Faire des propositions de ce genre à un mineur, qui n’a pas atteint la majorité sexuelle, est pourtant illégal. La pratique a un terme: le grooming, pédopiégeage en français. «Il regroupe plusieurs délits et n’existe pas en tant que tel aux yeux de la loi. En revanche, le fait d’entraîner un mineur de moins de 16 ans à se stimuler sexuellement, comme dans le cas de Léo, peut être constitutif d’actes d’ordre sexuel avec des enfants, infraction passible de cinq ans de peine privative de liberté au plus ou d’une peine pécuniaire. Envoyer une photographie de son sexe ou une vidéo pornographique à un jeune de cet âge est également illégal et peut être puni d’une peine privative de liberté de trois ans au plus ou d’une peine pécuniaire», constate l’avocate fribourgeoise Anne-Laure Simonet.

Elle a défendu au cours des dernières années plusieurs victimes de pédopiégeage. Jugements relatés par La Liberté.

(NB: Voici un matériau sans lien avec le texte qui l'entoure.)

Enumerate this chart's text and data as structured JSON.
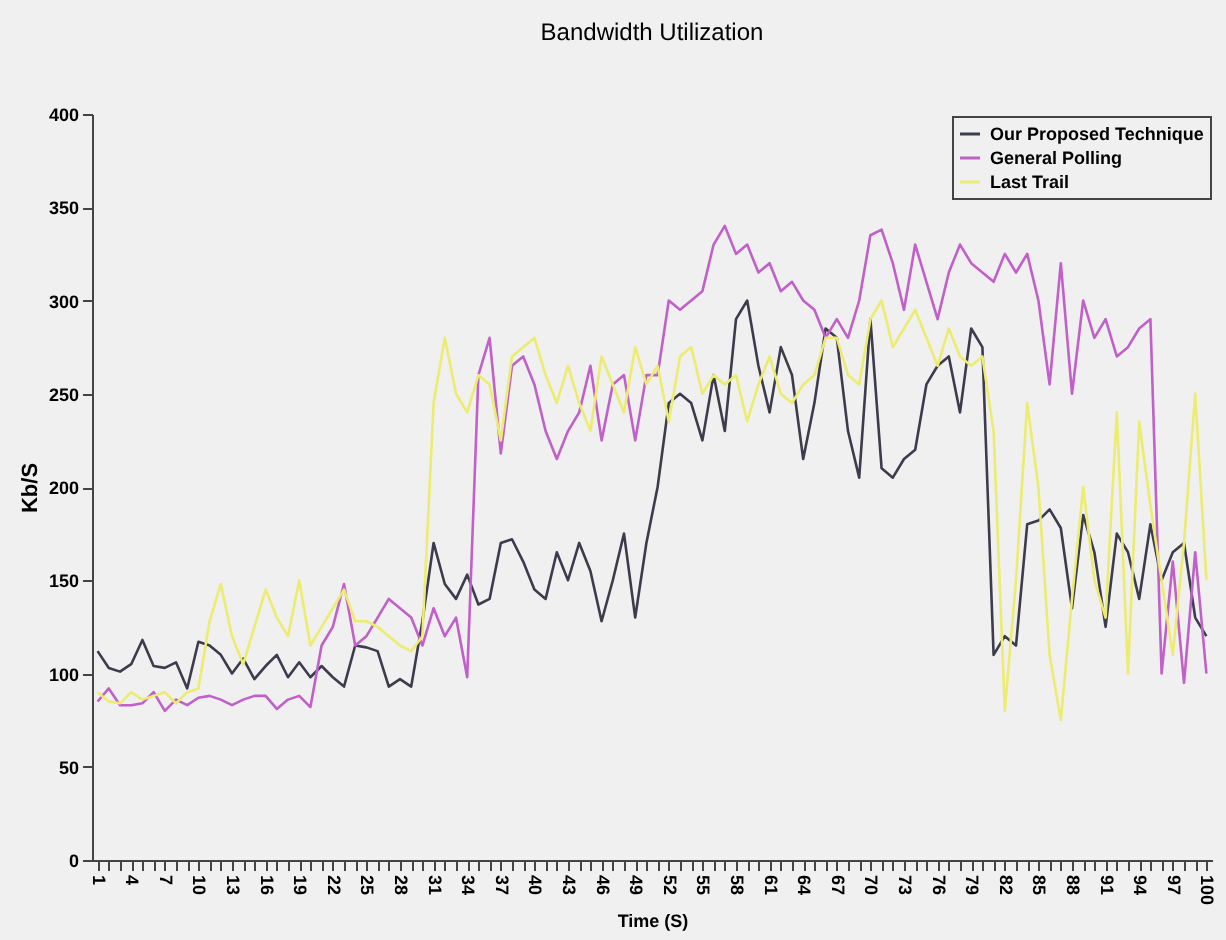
{
  "chart_data": {
    "type": "line",
    "title": "Bandwidth Utilization",
    "xlabel": "Time (S)",
    "ylabel": "Kb/S",
    "categories": [
      "1",
      null,
      null,
      "4",
      null,
      null,
      "7",
      null,
      null,
      "10",
      null,
      null,
      "13",
      null,
      null,
      "16",
      null,
      null,
      "19",
      null,
      null,
      "22",
      null,
      null,
      "25",
      null,
      null,
      "28",
      null,
      null,
      "31",
      null,
      null,
      "34",
      null,
      null,
      "37",
      null,
      null,
      "40",
      null,
      null,
      "43",
      null,
      null,
      "46",
      null,
      null,
      "49",
      null,
      null,
      "52",
      null,
      null,
      "55",
      null,
      null,
      "58",
      null,
      null,
      "61",
      null,
      null,
      "64",
      null,
      null,
      "67",
      null,
      null,
      "70",
      null,
      null,
      "73",
      null,
      null,
      "76",
      null,
      null,
      "79",
      null,
      null,
      "82",
      null,
      null,
      "85",
      null,
      null,
      "88",
      null,
      null,
      "91",
      null,
      null,
      "94",
      null,
      null,
      "97",
      null,
      null,
      "100"
    ],
    "series": [
      {
        "name": "Our Proposed Technique",
        "color": "#3c3c4c",
        "values": [
          112,
          103,
          101,
          105,
          118,
          104,
          103,
          106,
          92,
          117,
          115,
          110,
          100,
          108,
          97,
          104,
          110,
          98,
          106,
          98,
          104,
          98,
          93,
          115,
          114,
          112,
          93,
          97,
          93,
          128,
          170,
          148,
          140,
          153,
          137,
          140,
          170,
          172,
          160,
          145,
          140,
          165,
          150,
          170,
          155,
          128,
          150,
          175,
          130,
          170,
          200,
          245,
          250,
          245,
          225,
          260,
          230,
          290,
          300,
          265,
          240,
          275,
          260,
          215,
          245,
          285,
          280,
          230,
          205,
          290,
          210,
          205,
          215,
          220,
          255,
          265,
          270,
          240,
          285,
          275,
          110,
          120,
          115,
          180,
          182,
          188,
          178,
          135,
          185,
          165,
          125,
          175,
          165,
          140,
          180,
          150,
          165,
          170,
          130,
          120
        ]
      },
      {
        "name": "General Polling",
        "color": "#c060c8",
        "values": [
          85,
          92,
          83,
          83,
          84,
          90,
          80,
          86,
          83,
          87,
          88,
          86,
          83,
          86,
          88,
          88,
          81,
          86,
          88,
          82,
          115,
          125,
          148,
          115,
          120,
          130,
          140,
          135,
          130,
          115,
          135,
          120,
          130,
          98,
          260,
          280,
          218,
          265,
          270,
          255,
          230,
          215,
          230,
          240,
          265,
          225,
          255,
          260,
          225,
          260,
          260,
          300,
          295,
          300,
          305,
          330,
          340,
          325,
          330,
          315,
          320,
          305,
          310,
          300,
          295,
          280,
          290,
          280,
          300,
          335,
          338,
          320,
          295,
          330,
          310,
          290,
          315,
          330,
          320,
          315,
          310,
          325,
          315,
          325,
          300,
          255,
          320,
          250,
          300,
          280,
          290,
          270,
          275,
          285,
          290,
          100,
          160,
          95,
          165,
          100
        ]
      },
      {
        "name": "Last Trail",
        "color": "#ecec70",
        "values": [
          90,
          85,
          84,
          90,
          86,
          88,
          90,
          84,
          90,
          92,
          128,
          148,
          120,
          105,
          125,
          145,
          130,
          120,
          150,
          115,
          125,
          135,
          145,
          128,
          128,
          125,
          120,
          115,
          112,
          120,
          245,
          280,
          250,
          240,
          260,
          255,
          225,
          270,
          275,
          280,
          260,
          245,
          265,
          245,
          230,
          270,
          255,
          240,
          275,
          255,
          265,
          235,
          270,
          275,
          250,
          260,
          255,
          260,
          235,
          255,
          270,
          250,
          245,
          255,
          260,
          280,
          280,
          260,
          255,
          290,
          300,
          275,
          285,
          295,
          280,
          265,
          285,
          270,
          265,
          270,
          230,
          80,
          150,
          245,
          200,
          110,
          75,
          140,
          200,
          150,
          130,
          240,
          100,
          235,
          190,
          150,
          110,
          170,
          250,
          150
        ]
      }
    ],
    "ylim": [
      0,
      400
    ],
    "yticks": [
      0,
      50,
      100,
      150,
      200,
      250,
      300,
      350,
      400
    ],
    "legend": "top right"
  }
}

Selon nos différentes sources étatiques et judiciaires, les auteurs sont majoritairement des hommes, manipulateurs, voire pervers narcissiques.

Victimes invisibles

Si les textes de loi peuvent paraître dissuasifs, la réalité est tout autre. Malgré le caractère récurrent de ces pratiques, la Police cantonale fribourgeoise reçoit seulement une quinzaine de signalements par année de la part des victimes. En cause notamment: le silence de honte dans lequel se murent les mineurs, et le sentiment d’être responsables de ce qui leur arrive.

Martial Pugin, chef de la communication des forces de l’ordre, regrette l’invisibilisation de ces actes en rappelant que la police est là pour écouter les victimes. «Il nous est donc très difficile d’avoir une vision complète de ce phénomène grave chez les jeunes du canton. Mais ce qui est sûr, c’est que plus vite une victime nous signale un cas de pédopiégeage, plus rapidement nous pourrons l’aider, stopper ces agissements et retrouver l’auteur. Notre taux d’élucidation sur ces affaires dépasse les 80% ces dernières années.»